The international food “warehouse”

“Marketing is everything,” Catalin Petrisor replied. “They market every little thing. They market even the exchange shops with someone in the middle of the road with a big sign in their hands. They are very creative in terms of marketing and they take advantage of everything that is popular now. For example, ‘tired of seeing your ex in the supermarket?’ that’s how they marketed a food delivery service.”

“Indeed, it is a great marketing campaign. We can make a parallel with a wine company(If you focus the entire attention only on the product, your company may come to a sad and fast end. At the same time, it isn’t very easy to build a solid business if the customer won’t return to buy the product for a second, a third time, and so on. You need both a great product, great marketing, and fantastic customer experience. Contrary to an old assumption – `underpromise and overdeliver` – people sometimes live up to the reverse – `overpromise and underdeliver.` At least that’s what I believe.” Iulian, intrigued by Catalin’s point of view replied.

Talking about wine made them a little thirsty, so they bought a bottle on their way back to the hotel. Once there, they laid back and cracked it, reminiscing about their second day in Los Angeles.

“Almost everything is twice as expensive than in Romania, except gasoline which is around 1 dollar/l. And they have huge cars. Some parking spaces have written `compact` on the floor so you would know that your immense pick-up truck won’t fit in there. They even have bigger car models that are not available in Romania like Toyota Sequoia or Volkswagen Atlas. For us, it seems like an obsession of theirs to have such big cars and so many of them.” Dan Condurateanu remarked.

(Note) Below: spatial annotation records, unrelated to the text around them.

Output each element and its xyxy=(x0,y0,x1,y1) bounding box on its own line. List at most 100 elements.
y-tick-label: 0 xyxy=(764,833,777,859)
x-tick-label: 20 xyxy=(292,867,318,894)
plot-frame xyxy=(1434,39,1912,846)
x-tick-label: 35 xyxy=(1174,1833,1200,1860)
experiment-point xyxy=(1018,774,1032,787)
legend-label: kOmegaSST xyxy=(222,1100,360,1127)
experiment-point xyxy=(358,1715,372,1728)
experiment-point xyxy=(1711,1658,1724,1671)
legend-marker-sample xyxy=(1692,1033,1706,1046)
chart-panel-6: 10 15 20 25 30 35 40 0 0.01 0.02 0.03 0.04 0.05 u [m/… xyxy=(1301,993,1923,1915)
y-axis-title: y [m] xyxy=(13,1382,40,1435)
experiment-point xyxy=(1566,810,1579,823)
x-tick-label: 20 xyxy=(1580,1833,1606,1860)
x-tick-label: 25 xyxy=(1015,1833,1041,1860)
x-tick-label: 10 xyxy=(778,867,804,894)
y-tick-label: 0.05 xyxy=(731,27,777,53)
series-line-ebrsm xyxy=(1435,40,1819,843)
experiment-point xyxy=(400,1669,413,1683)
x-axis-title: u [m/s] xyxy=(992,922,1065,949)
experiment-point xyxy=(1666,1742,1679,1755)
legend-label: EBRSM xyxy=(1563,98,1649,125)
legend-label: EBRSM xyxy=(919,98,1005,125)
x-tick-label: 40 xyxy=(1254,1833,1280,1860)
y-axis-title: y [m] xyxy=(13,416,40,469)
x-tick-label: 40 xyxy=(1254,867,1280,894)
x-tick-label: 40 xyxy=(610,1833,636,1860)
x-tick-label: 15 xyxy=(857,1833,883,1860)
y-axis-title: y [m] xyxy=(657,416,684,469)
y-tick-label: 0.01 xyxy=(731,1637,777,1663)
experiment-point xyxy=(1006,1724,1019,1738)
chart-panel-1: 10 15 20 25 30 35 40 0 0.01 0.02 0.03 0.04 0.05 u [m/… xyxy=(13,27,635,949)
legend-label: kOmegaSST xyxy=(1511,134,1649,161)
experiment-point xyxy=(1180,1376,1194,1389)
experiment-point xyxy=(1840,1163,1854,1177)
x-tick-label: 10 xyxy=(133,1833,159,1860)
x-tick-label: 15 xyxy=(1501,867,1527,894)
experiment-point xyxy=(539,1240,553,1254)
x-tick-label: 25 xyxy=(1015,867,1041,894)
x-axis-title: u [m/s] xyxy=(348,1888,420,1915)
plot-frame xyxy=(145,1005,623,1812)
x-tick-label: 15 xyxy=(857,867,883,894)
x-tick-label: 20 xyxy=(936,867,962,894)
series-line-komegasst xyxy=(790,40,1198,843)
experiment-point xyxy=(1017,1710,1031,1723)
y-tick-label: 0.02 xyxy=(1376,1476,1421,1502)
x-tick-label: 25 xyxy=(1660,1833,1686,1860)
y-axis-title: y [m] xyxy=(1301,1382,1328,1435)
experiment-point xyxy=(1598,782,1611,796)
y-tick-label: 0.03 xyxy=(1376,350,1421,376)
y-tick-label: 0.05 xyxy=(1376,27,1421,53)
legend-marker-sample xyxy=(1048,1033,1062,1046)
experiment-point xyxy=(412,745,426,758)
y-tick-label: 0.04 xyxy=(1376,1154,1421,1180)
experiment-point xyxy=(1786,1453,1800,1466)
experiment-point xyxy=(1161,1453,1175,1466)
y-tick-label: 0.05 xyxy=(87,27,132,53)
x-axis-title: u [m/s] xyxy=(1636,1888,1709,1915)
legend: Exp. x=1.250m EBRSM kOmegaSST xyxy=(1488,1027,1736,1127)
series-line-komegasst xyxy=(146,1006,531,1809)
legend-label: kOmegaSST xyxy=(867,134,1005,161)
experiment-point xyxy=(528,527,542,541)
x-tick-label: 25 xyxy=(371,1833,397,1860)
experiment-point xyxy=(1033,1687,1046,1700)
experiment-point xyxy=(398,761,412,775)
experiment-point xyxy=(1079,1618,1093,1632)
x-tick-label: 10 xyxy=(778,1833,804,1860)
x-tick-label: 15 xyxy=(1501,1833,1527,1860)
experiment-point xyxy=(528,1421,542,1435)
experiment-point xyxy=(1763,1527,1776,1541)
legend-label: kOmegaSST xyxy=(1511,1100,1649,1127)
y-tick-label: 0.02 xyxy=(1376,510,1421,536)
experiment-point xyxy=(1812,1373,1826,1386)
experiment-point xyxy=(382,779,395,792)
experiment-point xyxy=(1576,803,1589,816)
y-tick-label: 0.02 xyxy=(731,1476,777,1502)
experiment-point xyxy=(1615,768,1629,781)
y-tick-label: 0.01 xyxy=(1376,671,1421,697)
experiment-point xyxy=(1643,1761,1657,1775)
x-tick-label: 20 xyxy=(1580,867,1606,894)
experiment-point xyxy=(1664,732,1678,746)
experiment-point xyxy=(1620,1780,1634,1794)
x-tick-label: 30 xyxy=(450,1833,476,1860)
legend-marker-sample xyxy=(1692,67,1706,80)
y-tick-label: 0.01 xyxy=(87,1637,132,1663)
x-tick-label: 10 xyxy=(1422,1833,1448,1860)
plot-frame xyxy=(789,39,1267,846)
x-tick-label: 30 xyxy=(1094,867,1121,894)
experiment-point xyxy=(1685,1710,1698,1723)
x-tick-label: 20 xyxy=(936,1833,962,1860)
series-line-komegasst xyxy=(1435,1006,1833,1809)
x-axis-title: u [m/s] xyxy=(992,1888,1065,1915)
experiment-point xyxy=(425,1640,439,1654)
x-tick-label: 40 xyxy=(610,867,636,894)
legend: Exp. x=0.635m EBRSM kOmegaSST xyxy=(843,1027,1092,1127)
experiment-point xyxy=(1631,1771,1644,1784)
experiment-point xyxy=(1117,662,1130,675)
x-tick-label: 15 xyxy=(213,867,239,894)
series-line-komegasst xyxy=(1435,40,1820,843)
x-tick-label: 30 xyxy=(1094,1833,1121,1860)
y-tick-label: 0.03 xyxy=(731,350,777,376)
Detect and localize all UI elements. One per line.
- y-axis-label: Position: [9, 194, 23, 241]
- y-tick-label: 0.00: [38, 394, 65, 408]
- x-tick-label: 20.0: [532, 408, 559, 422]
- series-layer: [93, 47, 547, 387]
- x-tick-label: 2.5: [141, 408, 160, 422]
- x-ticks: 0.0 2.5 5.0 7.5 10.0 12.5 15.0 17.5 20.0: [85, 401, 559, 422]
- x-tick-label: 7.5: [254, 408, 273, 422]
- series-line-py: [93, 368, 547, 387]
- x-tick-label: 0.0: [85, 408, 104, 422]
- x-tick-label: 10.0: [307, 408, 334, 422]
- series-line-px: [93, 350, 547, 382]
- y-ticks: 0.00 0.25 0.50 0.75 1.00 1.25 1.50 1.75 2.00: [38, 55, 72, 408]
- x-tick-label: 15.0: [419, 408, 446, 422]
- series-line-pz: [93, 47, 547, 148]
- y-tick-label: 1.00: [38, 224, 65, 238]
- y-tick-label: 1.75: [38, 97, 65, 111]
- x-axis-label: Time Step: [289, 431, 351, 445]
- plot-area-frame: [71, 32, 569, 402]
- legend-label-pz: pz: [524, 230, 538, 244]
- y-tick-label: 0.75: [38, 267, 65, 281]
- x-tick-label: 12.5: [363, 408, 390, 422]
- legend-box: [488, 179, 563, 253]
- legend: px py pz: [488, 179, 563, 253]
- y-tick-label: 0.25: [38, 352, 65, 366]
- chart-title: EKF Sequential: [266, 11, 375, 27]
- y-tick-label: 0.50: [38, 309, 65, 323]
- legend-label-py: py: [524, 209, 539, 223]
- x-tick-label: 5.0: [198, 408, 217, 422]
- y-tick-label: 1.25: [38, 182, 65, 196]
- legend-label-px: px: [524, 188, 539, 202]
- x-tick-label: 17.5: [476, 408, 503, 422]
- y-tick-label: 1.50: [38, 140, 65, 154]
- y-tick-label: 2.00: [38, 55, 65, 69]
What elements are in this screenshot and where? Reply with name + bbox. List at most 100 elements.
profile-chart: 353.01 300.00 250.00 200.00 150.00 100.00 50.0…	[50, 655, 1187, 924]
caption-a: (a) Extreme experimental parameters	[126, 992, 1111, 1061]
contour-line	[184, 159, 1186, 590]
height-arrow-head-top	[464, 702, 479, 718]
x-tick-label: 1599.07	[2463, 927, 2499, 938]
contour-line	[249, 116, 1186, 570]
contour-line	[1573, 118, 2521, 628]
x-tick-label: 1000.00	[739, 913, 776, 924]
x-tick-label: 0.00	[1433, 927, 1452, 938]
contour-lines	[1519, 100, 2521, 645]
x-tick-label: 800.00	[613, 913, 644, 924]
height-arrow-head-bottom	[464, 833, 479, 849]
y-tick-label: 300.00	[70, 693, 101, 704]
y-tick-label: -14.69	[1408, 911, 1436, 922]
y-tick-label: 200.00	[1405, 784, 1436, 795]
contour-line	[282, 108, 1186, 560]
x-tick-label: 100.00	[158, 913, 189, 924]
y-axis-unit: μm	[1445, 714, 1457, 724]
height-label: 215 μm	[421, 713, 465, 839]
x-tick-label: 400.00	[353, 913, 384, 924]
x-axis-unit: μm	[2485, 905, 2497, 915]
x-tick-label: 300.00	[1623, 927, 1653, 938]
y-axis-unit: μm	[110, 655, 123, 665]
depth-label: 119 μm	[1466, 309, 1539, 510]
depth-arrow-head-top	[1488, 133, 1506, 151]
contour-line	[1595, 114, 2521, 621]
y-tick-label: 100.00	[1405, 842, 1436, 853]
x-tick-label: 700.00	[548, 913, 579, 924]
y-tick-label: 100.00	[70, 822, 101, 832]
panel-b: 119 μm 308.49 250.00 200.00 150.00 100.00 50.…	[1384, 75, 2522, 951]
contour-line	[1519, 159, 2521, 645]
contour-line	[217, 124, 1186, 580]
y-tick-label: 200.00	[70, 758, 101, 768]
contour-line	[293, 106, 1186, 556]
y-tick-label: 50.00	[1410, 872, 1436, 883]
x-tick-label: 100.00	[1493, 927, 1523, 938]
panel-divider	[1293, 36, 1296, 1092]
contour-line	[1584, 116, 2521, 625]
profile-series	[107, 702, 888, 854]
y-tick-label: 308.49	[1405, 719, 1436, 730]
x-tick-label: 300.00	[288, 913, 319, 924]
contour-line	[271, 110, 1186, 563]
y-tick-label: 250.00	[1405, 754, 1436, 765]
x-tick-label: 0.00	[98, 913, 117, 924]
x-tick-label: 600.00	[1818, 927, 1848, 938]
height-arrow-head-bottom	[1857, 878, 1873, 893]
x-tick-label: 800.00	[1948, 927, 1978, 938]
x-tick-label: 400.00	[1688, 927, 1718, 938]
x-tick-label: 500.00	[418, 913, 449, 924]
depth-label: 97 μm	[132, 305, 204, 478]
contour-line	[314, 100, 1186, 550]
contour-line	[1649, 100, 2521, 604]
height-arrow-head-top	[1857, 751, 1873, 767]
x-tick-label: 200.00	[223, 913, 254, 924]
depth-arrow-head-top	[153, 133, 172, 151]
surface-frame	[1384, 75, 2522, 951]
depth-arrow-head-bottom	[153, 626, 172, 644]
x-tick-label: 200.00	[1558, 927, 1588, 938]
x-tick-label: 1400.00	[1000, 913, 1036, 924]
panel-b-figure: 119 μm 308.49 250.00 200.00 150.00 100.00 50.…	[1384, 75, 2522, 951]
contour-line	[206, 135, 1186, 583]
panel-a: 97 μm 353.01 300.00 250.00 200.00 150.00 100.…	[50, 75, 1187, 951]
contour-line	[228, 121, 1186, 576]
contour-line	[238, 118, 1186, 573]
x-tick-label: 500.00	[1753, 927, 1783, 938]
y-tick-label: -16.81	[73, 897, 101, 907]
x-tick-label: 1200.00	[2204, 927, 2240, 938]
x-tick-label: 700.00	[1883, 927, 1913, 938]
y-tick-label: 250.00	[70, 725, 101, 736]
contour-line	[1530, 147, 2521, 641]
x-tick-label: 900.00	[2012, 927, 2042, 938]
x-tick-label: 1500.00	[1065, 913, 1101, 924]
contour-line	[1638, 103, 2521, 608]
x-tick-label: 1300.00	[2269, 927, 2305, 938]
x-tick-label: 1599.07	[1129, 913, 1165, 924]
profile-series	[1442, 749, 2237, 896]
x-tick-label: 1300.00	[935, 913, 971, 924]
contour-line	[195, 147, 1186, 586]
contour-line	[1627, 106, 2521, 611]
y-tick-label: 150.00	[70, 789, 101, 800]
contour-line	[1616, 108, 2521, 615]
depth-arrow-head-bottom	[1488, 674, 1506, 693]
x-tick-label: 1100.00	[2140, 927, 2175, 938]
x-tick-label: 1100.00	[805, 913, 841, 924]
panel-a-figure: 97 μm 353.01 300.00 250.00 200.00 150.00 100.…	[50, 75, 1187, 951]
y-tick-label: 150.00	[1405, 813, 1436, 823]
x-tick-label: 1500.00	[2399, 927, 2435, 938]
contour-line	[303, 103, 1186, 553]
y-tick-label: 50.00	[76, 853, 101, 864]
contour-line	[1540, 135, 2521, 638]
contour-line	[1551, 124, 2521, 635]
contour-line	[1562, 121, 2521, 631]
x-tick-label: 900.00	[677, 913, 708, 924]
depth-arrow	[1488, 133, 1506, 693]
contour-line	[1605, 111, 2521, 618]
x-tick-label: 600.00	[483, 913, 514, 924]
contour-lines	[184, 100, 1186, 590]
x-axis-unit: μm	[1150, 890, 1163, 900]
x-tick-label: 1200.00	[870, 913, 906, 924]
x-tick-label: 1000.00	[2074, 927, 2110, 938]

Laying back and enjoying the view

The talk about big trucks and gasoline got Iulian Puiu thinking about subjects he’s passionate about: “For me, it is frustrating to see that people always keep the lights on. It is a useless waste of resources. They do not care enough about the climate, and neither are people who don’t care enough to eat healthily, to recycle or to make all the things they know are good but require an extra effort. I’m starting to believe that this is the way humans work, so it is almost impossible to change their behavior throughout awareness. This type of problem requires another approach. As a CEO of a big plan-based meat company said, you can’t stop people from eating meat, but you can create an alternative to it that is identical (in terms of features) to real meat. The main idea (good for NGOs): Offer a better alternative that, by default, will change the bad behavior that you target.”

As the wine bottle kept getting lighter, so did their evening talk, as they all noticed how happy the people they’ve encountered seemed to be, regardless of their job or the time of day.

“They are genuine happy to help you and to serve you. The majority of them are proud of their jobs even though it’s not a fancy one and they serve you with a big smile on their face. I consider that they are raised to be happy somehow. We might be close to Hollywood, but I don’t think that all of them are such good actors.” Says Catalin.

“I was also impressed by how naturally happy people seem to be while working, regardless of the nature of their job. Shopkeepers in souvenir shops will greet you with a smile, business people exiting tall glass buildings will still give you the time of day, and street vendors are friendly and welcoming, without trying to hustle you. If you enter a store, you might end up talking about your day with a complete stranger.” Cosmin concluded, trying to close the day on a positive note.